|M.Sc Student||Derbeko Philip|
|Subject||Explicit Learning Curves for Transduction and Application|
to Clustering and Compression Algorithms
|Department||Department of Computer Science||Supervisor||Professor Ran El-Yaniv|
Inductive learning is based on inferring a general rule from a finite data set and using it to label new data. In transduction one attempts to solve the problem of using a labeled training set to label a set of unlabeled points, which are given to the learner prior to learning. Although transduction seems at the outset to be an easier task than induction, there have not been many provably useful algorithms for transduction. Moreover, the precise relation between induction and transduction has not yet been determined.

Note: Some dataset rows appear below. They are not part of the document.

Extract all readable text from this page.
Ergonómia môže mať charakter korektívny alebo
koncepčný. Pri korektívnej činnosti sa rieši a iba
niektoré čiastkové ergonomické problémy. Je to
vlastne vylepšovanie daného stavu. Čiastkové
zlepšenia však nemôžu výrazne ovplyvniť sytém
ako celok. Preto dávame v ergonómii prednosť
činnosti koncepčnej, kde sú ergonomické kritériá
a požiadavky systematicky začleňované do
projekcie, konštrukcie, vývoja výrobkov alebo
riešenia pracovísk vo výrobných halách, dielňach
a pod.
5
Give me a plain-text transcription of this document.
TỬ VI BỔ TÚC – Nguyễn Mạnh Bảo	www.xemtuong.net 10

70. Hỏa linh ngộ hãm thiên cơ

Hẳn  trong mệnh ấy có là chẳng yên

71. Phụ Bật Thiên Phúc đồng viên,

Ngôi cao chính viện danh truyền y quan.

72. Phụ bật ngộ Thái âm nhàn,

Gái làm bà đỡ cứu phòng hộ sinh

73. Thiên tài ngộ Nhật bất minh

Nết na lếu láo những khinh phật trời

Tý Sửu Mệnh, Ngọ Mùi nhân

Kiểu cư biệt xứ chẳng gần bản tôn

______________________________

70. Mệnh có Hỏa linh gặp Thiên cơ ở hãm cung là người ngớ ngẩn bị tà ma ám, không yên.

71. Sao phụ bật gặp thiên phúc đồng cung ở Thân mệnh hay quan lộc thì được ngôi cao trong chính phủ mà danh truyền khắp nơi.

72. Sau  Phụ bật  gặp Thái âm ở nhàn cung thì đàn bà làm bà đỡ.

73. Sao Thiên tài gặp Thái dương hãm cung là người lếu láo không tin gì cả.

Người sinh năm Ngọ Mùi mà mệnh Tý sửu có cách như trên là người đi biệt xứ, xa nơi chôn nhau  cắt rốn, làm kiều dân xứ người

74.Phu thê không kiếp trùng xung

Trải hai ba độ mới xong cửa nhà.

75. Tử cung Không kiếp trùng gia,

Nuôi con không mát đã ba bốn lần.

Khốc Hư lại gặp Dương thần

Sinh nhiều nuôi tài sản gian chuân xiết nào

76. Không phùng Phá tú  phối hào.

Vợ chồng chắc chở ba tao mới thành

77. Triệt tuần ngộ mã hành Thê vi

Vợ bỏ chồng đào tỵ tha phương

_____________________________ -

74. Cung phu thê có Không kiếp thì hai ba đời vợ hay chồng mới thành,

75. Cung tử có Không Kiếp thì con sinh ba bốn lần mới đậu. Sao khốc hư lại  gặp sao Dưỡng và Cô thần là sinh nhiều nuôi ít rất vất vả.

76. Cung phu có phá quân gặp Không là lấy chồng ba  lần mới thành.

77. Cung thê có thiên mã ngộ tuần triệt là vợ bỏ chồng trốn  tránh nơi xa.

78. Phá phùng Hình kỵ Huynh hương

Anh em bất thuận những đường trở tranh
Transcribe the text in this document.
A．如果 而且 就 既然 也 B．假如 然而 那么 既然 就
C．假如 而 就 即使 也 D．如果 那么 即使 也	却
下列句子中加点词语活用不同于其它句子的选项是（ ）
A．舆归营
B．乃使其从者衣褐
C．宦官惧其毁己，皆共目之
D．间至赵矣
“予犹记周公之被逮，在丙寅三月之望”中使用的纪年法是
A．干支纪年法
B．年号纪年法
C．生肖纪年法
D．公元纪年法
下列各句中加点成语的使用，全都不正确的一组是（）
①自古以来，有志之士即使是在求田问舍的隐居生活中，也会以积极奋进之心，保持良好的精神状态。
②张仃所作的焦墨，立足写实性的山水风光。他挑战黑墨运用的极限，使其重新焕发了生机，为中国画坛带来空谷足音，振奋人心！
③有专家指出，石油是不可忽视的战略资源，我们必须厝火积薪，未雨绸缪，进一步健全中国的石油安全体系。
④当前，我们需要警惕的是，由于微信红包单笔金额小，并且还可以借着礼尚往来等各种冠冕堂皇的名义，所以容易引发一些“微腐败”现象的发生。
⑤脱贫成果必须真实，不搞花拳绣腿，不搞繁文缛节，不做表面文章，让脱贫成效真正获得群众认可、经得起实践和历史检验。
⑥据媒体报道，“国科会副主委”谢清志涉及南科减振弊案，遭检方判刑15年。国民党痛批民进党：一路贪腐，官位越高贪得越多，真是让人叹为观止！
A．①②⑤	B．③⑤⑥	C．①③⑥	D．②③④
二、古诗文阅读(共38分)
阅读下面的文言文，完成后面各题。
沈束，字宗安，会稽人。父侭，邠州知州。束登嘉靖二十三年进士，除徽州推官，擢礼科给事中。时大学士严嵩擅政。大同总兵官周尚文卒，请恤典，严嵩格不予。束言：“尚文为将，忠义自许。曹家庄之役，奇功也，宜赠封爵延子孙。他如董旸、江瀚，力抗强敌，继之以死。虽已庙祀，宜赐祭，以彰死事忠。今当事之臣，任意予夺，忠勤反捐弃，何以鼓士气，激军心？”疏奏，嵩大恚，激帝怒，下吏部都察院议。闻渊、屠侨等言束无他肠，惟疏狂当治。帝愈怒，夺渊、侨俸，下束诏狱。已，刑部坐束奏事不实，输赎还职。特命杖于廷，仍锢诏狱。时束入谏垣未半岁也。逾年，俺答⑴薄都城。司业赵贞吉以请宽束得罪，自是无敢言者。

The main theoretical developments related to transduction were presented by Vapnik more than twenty years ago. One of Vapnik's basic results is a rather tight error bound for transduction based on exact computation of the hyper-geometric tail. While being tight, this bound is given implicitly via a computational routine. Our first contribution is a somewhat looser but explicit characterization of a slightly extended PAC-Bayesian version of Vapnik's transductive bound. This characterization is obtained using large deviation bounds on the tail of the hyper-geometric distribution. We then derive error bounds for compression schemes such as (transductive) support vector machines and for transduction algorithms based on clustering. The main observation used for deriving these new error bounds and algorithms is that the unlabeled test points, which in the transductive setting are known in advance, can be used in order to construct useful data dependent prior distributions over the hypothesis space.